Penggunaan kalimat itu memperlihatkan maksud Pariyem menyindir pemerintah dan para pengguna jasa pembantu di Indonesia apabila
keberadaan pembantu semakin menipis tentunya membuat mereka dalam masalah besar karena penyumbang devisa terbanyak di negara adalah para
pembantu. Dapat dibayangkan apabila Indonesia tanpa PRT terang saja semuanya akan menjadi kacau. Oleh sebab itu, data tuturan 32 dapat
dikatakan berdaya sindiran. Daya sindiran diperkuat dengan unsur ekstralingual yang berupa konteks tuturan yang selalu menyertai tuturan
dapat dilihat dari fenomena praanggapan bahwa Mas Paiman mengetahui betapa pentingnya keberadaan pembantu rumah tangga dan konteks situasi
komunikasi yang berupa waktu percakapan saat Pariyem dan Mas Paiman terlibat dalam percakapan di siang hari setelah Pariyem menyelesaikan
pekerjaannya sehingga ia dapat mengutarakan pendapatnya pada Mas Paiman.

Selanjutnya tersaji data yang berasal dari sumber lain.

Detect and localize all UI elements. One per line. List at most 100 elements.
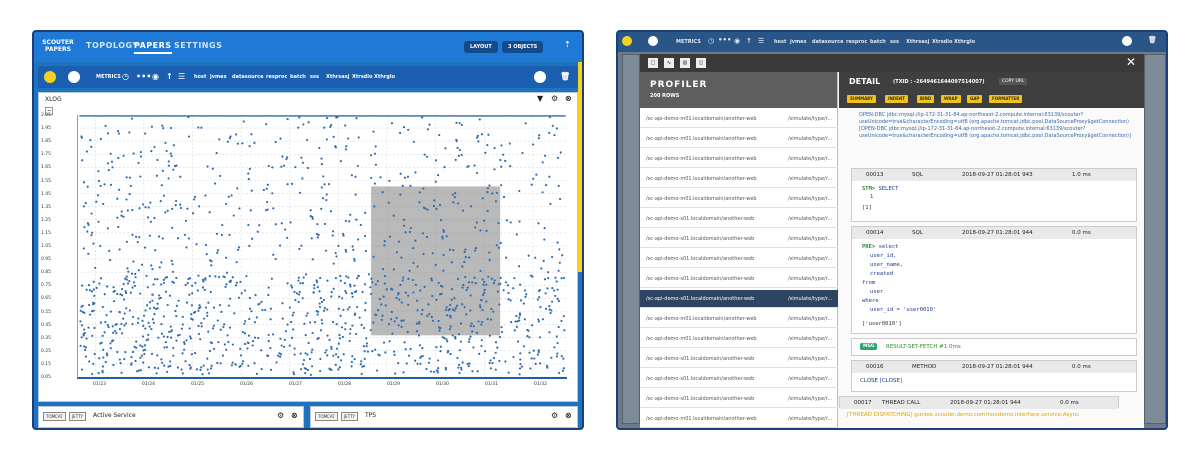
- xlog-point[interactable]: [175, 314, 178, 318]
- xlog-point[interactable]: [443, 166, 446, 169]
- xlog-point[interactable]: [225, 348, 228, 351]
- gear-icon[interactable]: ⚙: [551, 94, 558, 103]
- xlog-point[interactable]: [305, 314, 308, 317]
- xlog-point[interactable]: [433, 199, 436, 202]
- xlog-point[interactable]: [319, 297, 322, 300]
- xlog-point[interactable]: [279, 337, 282, 340]
- xlog-point[interactable]: [476, 134, 480, 137]
- xlog-point[interactable]: [524, 295, 527, 298]
- xlog-point[interactable]: [151, 268, 154, 271]
- scouter-logo[interactable]: SCOUTER PAPERS: [42, 34, 74, 60]
- xlog-point[interactable]: [219, 328, 222, 331]
- xlog-point[interactable]: [407, 128, 410, 131]
- xlog-point[interactable]: [216, 249, 220, 252]
- xlog-point[interactable]: [448, 328, 452, 331]
- xlog-point[interactable]: [206, 368, 209, 371]
- xlog-point[interactable]: [172, 168, 175, 171]
- xlog-point[interactable]: [369, 329, 372, 332]
- xlog-point[interactable]: [480, 133, 484, 136]
- xlog-point[interactable]: [142, 361, 145, 364]
- xlog-point[interactable]: [309, 215, 312, 218]
- xlog-point[interactable]: [542, 259, 545, 263]
- xlog-point[interactable]: [360, 372, 363, 375]
- xlog-point[interactable]: [134, 276, 137, 279]
- xlog-point[interactable]: [526, 328, 529, 332]
- xlog-point[interactable]: [313, 321, 317, 324]
- xlog-point[interactable]: [105, 352, 108, 355]
- xlog-point[interactable]: [300, 368, 303, 371]
- xlog-point[interactable]: [83, 331, 87, 335]
- xlog-point[interactable]: [147, 321, 150, 324]
- xlog-point[interactable]: [442, 253, 445, 257]
- xlog-point[interactable]: [353, 358, 356, 361]
- xlog-point[interactable]: [444, 308, 447, 312]
- xlog-point[interactable]: [128, 193, 131, 196]
- xlog-point[interactable]: [339, 314, 342, 317]
- xlog-point[interactable]: [479, 229, 482, 232]
- xlog-point[interactable]: [266, 354, 269, 357]
- xlog-point[interactable]: [257, 303, 260, 306]
- xlog-point[interactable]: [337, 342, 340, 345]
- xlog-point[interactable]: [536, 298, 540, 301]
- xlog-point[interactable]: [531, 275, 534, 278]
- xlog-point[interactable]: [316, 337, 319, 340]
- xlog-point[interactable]: [97, 220, 100, 223]
- xlog-point[interactable]: [221, 223, 224, 227]
- xlog-point[interactable]: [344, 219, 348, 223]
- xlog-point[interactable]: [339, 279, 342, 282]
- xlog-point[interactable]: [351, 355, 354, 358]
- xlog-point[interactable]: [557, 299, 560, 303]
- xlog-point[interactable]: [229, 297, 232, 300]
- xlog-point[interactable]: [421, 354, 424, 358]
- xlog-point[interactable]: [415, 299, 419, 302]
- xlog-point[interactable]: [128, 131, 131, 134]
- xlog-point[interactable]: [309, 321, 312, 324]
- xlog-point[interactable]: [323, 222, 327, 226]
- xlog-point[interactable]: [134, 359, 137, 363]
- xlog-point[interactable]: [426, 314, 429, 318]
- xlog-point[interactable]: [114, 323, 117, 326]
- xlog-point[interactable]: [125, 240, 128, 243]
- toolbar-datasource[interactable]: datasource: [232, 74, 264, 80]
- xlog-point[interactable]: [286, 183, 289, 186]
- xlog-point[interactable]: [354, 193, 357, 196]
- xlog-point[interactable]: [102, 356, 105, 359]
- xlog-point[interactable]: [141, 203, 145, 206]
- xlog-point[interactable]: [325, 349, 328, 352]
- xlog-point[interactable]: [391, 288, 394, 291]
- xlog-point[interactable]: [139, 292, 142, 295]
- xlog-point[interactable]: [344, 328, 347, 331]
- xlog-point[interactable]: [158, 294, 161, 297]
- xlog-point[interactable]: [284, 330, 288, 333]
- xlog-point[interactable]: [431, 252, 434, 255]
- xlog-point[interactable]: [323, 307, 326, 310]
- xlog-point[interactable]: [281, 155, 284, 158]
- xlog-point[interactable]: [118, 327, 122, 331]
- xlog-point[interactable]: [79, 344, 82, 347]
- xlog-point[interactable]: [152, 283, 155, 286]
- xlog-point[interactable]: [165, 370, 169, 373]
- xlog-point[interactable]: [330, 124, 333, 127]
- xlog-point[interactable]: [277, 354, 280, 357]
- xlog-point[interactable]: [105, 314, 108, 317]
- xlog-point[interactable]: [125, 278, 128, 281]
- xlog-point[interactable]: [124, 350, 127, 354]
- xlog-point[interactable]: [378, 298, 382, 301]
- xlog-point[interactable]: [90, 234, 93, 237]
- xlog-point[interactable]: [541, 318, 545, 321]
- xlog-point[interactable]: [185, 339, 188, 342]
- xlog-point[interactable]: [376, 309, 380, 312]
- xlog-point[interactable]: [363, 350, 366, 353]
- xlog-point[interactable]: [439, 345, 442, 348]
- xlog-point[interactable]: [142, 324, 145, 327]
- xlog-point[interactable]: [260, 367, 263, 371]
- xlog-point[interactable]: [163, 364, 166, 367]
- xlog-point[interactable]: [97, 170, 100, 173]
- xlog-point[interactable]: [449, 303, 452, 306]
- xlog-point[interactable]: [554, 294, 557, 298]
- pin-icon[interactable]: ↑: [166, 72, 173, 81]
- xlog-point[interactable]: [537, 349, 540, 352]
- xlog-point[interactable]: [197, 274, 200, 277]
- xlog-point[interactable]: [383, 240, 386, 243]
- xlog-point[interactable]: [480, 339, 483, 342]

Tuturan tersebut dirasa tidak santun karena melanggar prinsip
kesantunan Grice 1983 yang memaksimalkan kerendahan hati penutur. Hal ini terlihat dari ungkapan “Terang, negara kocar-kacir” yang
dikatakan Pariyem yang notabenenya ia adalah seorang PRT. Secara tidak langsung Pariyem memuji dirinya sendiri karena ia merupakan salah satu
bagian dari PRT. Hal itu melanggar maksim kesantunan yakni maksim
kerendahan hati menurut Leech 1983. Seharusnya penutur tidak mengucapkan ungkapan tersebut sehingga tidak terkesan melebih-lebihkan
sesuatu. Dari contoh di atas dapat disimpulkan bahwa daya sindir muncul pada
penggunaan tuturan
untuk menyindir
sesuatu hal.
Tuturan yang
mengandung daya sindir yang diucapkan oleh Pariyem terkesan kurang santun karena memuji diri sendiri seperti yang terlihat pada data tuturan
32. Seharusnya penutur mengedepankan prinsip bahwa bukanlah ia yang dipuji melainkan diri mitra tuturnya. Selain itu, biasanya sindiran
merupakan bentuk kritikan secara tidak langsung sehingga dapat diambil kesimpulan bahwa tuturan yang berisi sindiran terkesan lebih santun
karena tidak secara langsung menohok sesuatu yang disindir.
4.2.1.5 Daya Paksa
Daya paksa ialah bentuk penggunaan fungsi bahasa untuk memaksa seseorang untuk melakukan sesuatu baik itu secara halus dengan cara
meminta, mengajak atau secara kasar dengan cara menyuruh, memerintah, melarang, menyarankan, dsb.
4.2.1.5.1 Daya Perintah
Daya perintah ialah bentuk pemakaian bahasa yang digunakan untuk mendorong mitra tutur melakukan sesuatu. Perintah dapat dinyatakan
secara halus dengan menggunakan kata tolong dan dapat juga dilakukan secara kasar.